E come interprete, anche quest’anno sono molte le occasioni che la vedranno protagonista.
«Mi esibirò in alcuni contesti cameristici come il Concerto Accademico (23 agosto), una formula che riflette lo spirito primigenio del Festival in cui musicisti e docenti delle masterclass si ritrovano la sera a suonare insieme. In questa occasione condividerò il palco con il flautista Tommaso Benciolini, il violinista Alessandro Moccia, il violista Simone Briatore, il violoncellista Damiano Scarpa e il mezzosoprano Silvia Regazzo, interpretando alcuni brani a cui sono molto legato e che mi riportano ai miei primi passi qui a Portogruaro come giovane pianista. Poi con Francesca Dego affronteremo opere per violino e pianoforte di Strauss, Schönberg e Franck. Infine sarò solista nel Terzo Concerto per pianoforte di Rachmaninov nella serata di chiusura del Festival (9 settembre) insieme all’Orchestra Filarmonica Slovena diretta da Michele Gamba».

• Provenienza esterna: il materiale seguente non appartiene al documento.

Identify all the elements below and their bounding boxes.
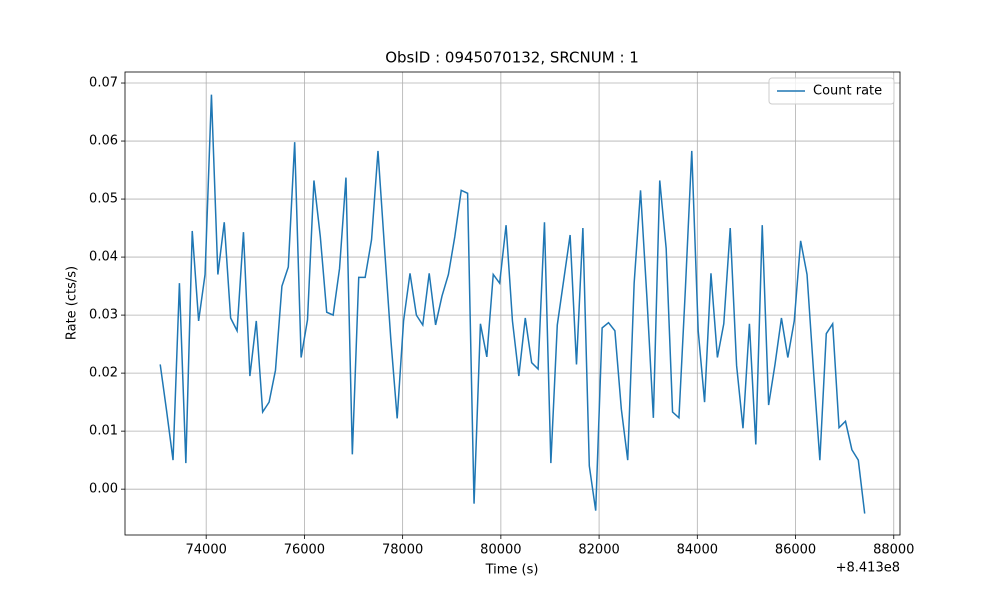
plot-frame (124, 71, 901, 536)
x-axis-label: Time (s) (485, 563, 539, 578)
y-tick-label: 0.01 (89, 424, 118, 439)
legend-label: Count rate (813, 84, 882, 99)
x-tick-label: 76000 (284, 543, 325, 558)
legend-box (768, 77, 895, 105)
y-tick-label: 0.02 (89, 366, 118, 381)
x-tick-label: 74000 (186, 543, 227, 558)
y-tick-label: 0.03 (89, 308, 118, 323)
x-tick-label: 84000 (677, 543, 718, 558)
y-tick-label: 0.06 (89, 134, 118, 149)
x-tick-label: 88000 (873, 543, 914, 558)
y-axis-label: Rate (cts/s) (65, 266, 80, 340)
x-tick-label: 80000 (480, 543, 521, 558)
x-tick-label: 82000 (578, 543, 619, 558)
y-tick-label: 0.00 (89, 482, 118, 497)
x-tick-label: 86000 (775, 543, 816, 558)
y-tick-label: 0.05 (89, 192, 118, 207)
y-tick-label: 0.07 (89, 76, 118, 91)
y-tick-label: 0.04 (89, 250, 118, 265)
chart-title: ObsID : 0945070132, SRCNUM : 1 (385, 49, 639, 67)
legend: Count rate (768, 77, 895, 105)
x-tick-label: 78000 (382, 543, 423, 558)
data-line (159, 94, 866, 514)
x-offset-label: +8.413e8 (836, 561, 900, 576)
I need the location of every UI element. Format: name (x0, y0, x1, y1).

A proposito delle masterclass, tra i docenti ci sono anche nomi nuovi?
«Al nucleo storico di insegnanti, quest’anno le iscrizioni alle masterclass hanno registrato un incremento del 20% che ci ha fatto tornare ai numeri degli anni d’oro del Festival, si sono aggiunti per la prima volta i seminari di alcuni artisti del calibro di Francesca Dego e Boris Petrushansky. Torna nella veste di docente l’oboista Fabien Thouand, insieme a volti nuovi come il giovane flautista Tommaso Benciolini che, nonostante sia con noi per la prima volta, ha già la classe al completo. Da tempo mancava la didattica legata agli strumenti a fiato e questo dato ci incoraggia a proseguire anche in questa direzione nelle prossime edizioni del Festival».